Konzertkritik | Ostrock-Band City - Goldene Hochzeit und Scheidung zugleich
Die legendäre Ostrock-Band City hat sich nach 50 Jahren mit einer großen Tour von ihren Fans verabschiedet. Das allerletzte Konzert in der Berliner Mercedes-Benz Arena war für Corinne Orlowski ein emotionales Finale.
Ach, wie doch die Zeit vergeht. Gerade hieß es bei City noch: "Ohne Bass und ohne Haare rocken wir die 80er-Jahre." Und jetzt? Vor 50 Jahre starteten City in Berlin-Köpenick. Dann: Höhen und Tiefen - das echte Leben eben. Aber die Glatze ist bei den Ostrockern geblieben.
Am Freitagabend versammelten sich tausende Fans in der Heimat Berlin, mit überdurchschnittlich vielen Lederjacken und Cowboyhüten, um sich zu verabschieden - und damit auch ein bisschen von der eigenen Lebensgeschichte.
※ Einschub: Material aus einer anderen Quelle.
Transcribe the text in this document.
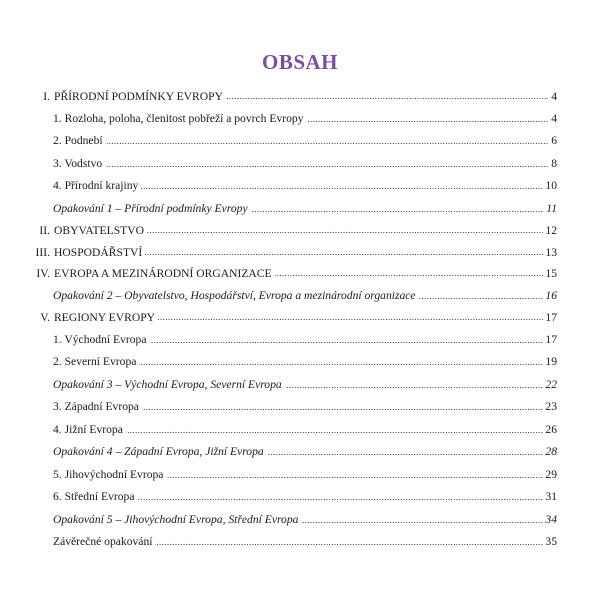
OBSAH
I. ..... PŘÍRODNÍ PODMÍNKY EVROPY	4
.....
1. Rozloha, poloha, členitost pobřeží a povrch Evropy	4
.....
2. Podnebí	6
.....
3. Vodstvo	8
.....
4. Přírodní krajiny	10
.....
Opakování 1 – Přírodní podmínky Evropy	11
II. ..... OBYVATELSTVO	12
III. ..... HOSPODÁŘSTVÍ	13
IV. ..... EVROPA A MEZINÁRODNÍ ORGANIZACE	15
.....
Opakování 2 – Obyvatelstvo, Hospodářství, Evropa a mezinárodní organizace	16
V. ..... REGIONY EVROPY	17
.....
1. Východní Evropa	17
.....
2. Severní Evropa	19
.....
Opakování 3 – Východní Evropa, Severní Evropa	22
.....
3. Západní Evropa	23
.....
4. Jižní Evropa	26
.....
Opakování 4 – Západní Evropa, Jižní Evropa	28
.....
5. Jihovýchodní Evropa	29
.....
6. Střední Evropa	31
.....
Opakování 5 – Jihovýchodní Evropa, Střední Evropa	34
.....
Závěrečné opakování	35
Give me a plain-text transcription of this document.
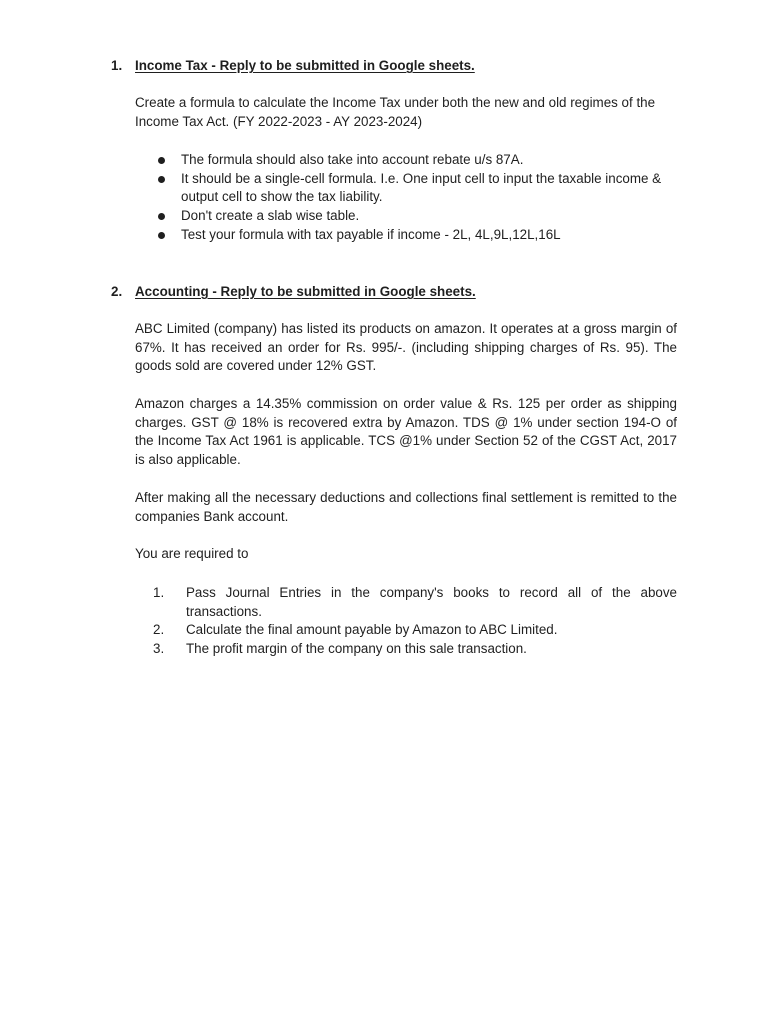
1. Income Tax - Reply to be submitted in Google sheets.

Create a formula to calculate the Income Tax under both the new and old regimes of the

Income Tax Act. (FY 2022-2023 - AY 2023-2024)

The formula should also take into account rebate u/s 87A.
It should be a single-cell formula. I.e. One input cell to input the taxable income & output cell to show the tax liability.
Don't create a slab wise table.
Test your formula with tax payable if income - 2L, 4L,9L,12L,16L
2. Accounting - Reply to be submitted in Google sheets.

ABC Limited (company) has listed its products on amazon. It operates at a gross margin of 67%. It has received an order for Rs. 995/-. (including shipping charges of Rs. 95). The goods sold are covered under 12% GST.

Amazon charges a 14.35% commission on order value & Rs. 125 per order as shipping charges. GST @ 18% is recovered extra by Amazon. TDS @ 1% under section 194-O of the Income Tax Act 1961 is applicable. TCS @1% under Section 52 of the CGST Act, 2017 is also applicable.

After making all the necessary deductions and collections final settlement is remitted to the companies Bank account.

You are required to

1. Pass Journal Entries in the company's books to record all of the above transactions.
2. Calculate the final amount payable by Amazon to ABC Limited.
3. The profit margin of the company on this sale transaction.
Denn die Musik von City ist und war identitätsstiftend.
Ganz am Anfang waren die Songs von City noch absolute Jungsmusik. Aber weil sie irgendwann auch "Määdschen", wie Frontsänger Toni Krahl sagt, vorne am Bühnenrand sehen wollten, hätten sie die Violine ausgepackt. Spätestens seit diesem markanten Geigensolo ist City Kult. Nicht nur im Osten. "Am Fenster" war der größte Erfolg eines DDR-Songs im Westen, ein gesamtdeutsches Volkslied.
Ohne Rollator auf die Bühne
Ein halbes Jahrhundert, solange halten die wenigsten Ehen, nicht mal die DDR hat es so lange gegeben. Nun feierte City Goldene Hochzeit und Scheidung gleichzeitig. Die Bandmitglieder sind alle über 70, aber rocken können die - da würde manch 20-Jähriger mit den Ohren schlackern.
Frontmann Toni Krahl, der Schreihals mit der markanten Reibeisenstimme, tobt über die Bühne und unterhält seine Fans wie ein junger Boxer – Arme immer oben halten und die Meute zum Mitmachen animieren. Immer wieder muss die Security eingreifen und die zur Bühne rennenden Fans auf ihre Plätze verweisen. Dieser Mann soll über 70 sein? Moment mal. Im Rollator wollen sie nicht auf die Bühne. Die Fans sollen sie kraftvoll in Erinnerung behalten. Und nach dem Tod von Schlagzeuger und Bandgründer Klaus Selmke vor zwei Jahren, wollen Fritz Puppel, Georgi Gogow, Manfred Hennig und Krahl kein neues Kapitel aufschlagen. Jetzt soll Schluss sein. Da bleibt kein Auge trocken, auf der Bühne nicht und auch nicht bei den Fans. Dieser Abschied erweicht selbst das härteste Rockerherz.
Rockkonzert und Predigt
City hat eine einzigartige Karriere hinter sich. Aber jetzt, ganz am Ende, das ist ein Rausch. Nach einem Hit zum Mitgrölen und -klatschen folgt immer eine ruhige Nummer zum Nachdenken. Es soll doch hier keiner einen Herzinfarkt bekommen. Dann gleicht dieser Abend eher einer Predigt. "Wo Menschen töten, um Gott zu gefallen“, sagt Krahl bedeutungsschwer, "wo sich Nachrichten schneller verbreiten als die Wahrheit, ist es umso wichtiger, dass wir, die Erwachsenen, unseren Kindern Zuversicht, Selbstvertrauen, Respekt und Mut auf den Weg geben." Dafür erntet er Applaus.
Für das allerletzte Konzert hat sich City Verstärkung mitgebracht. Die LED-Screens werden nach oben gezogen und auf einmal sitzen da die Berliner Symphoniker. Aber auch alte Freunde wie die Kollegen von Silly oder der Schauspieler Henry Hübchen sagen tränenreich "Goodbye".
Auch wenn es jetzt vorbei sein soll mit der City-Bandgeschichte - für die meisten Fans bleiben sie doch eh "für immer jung".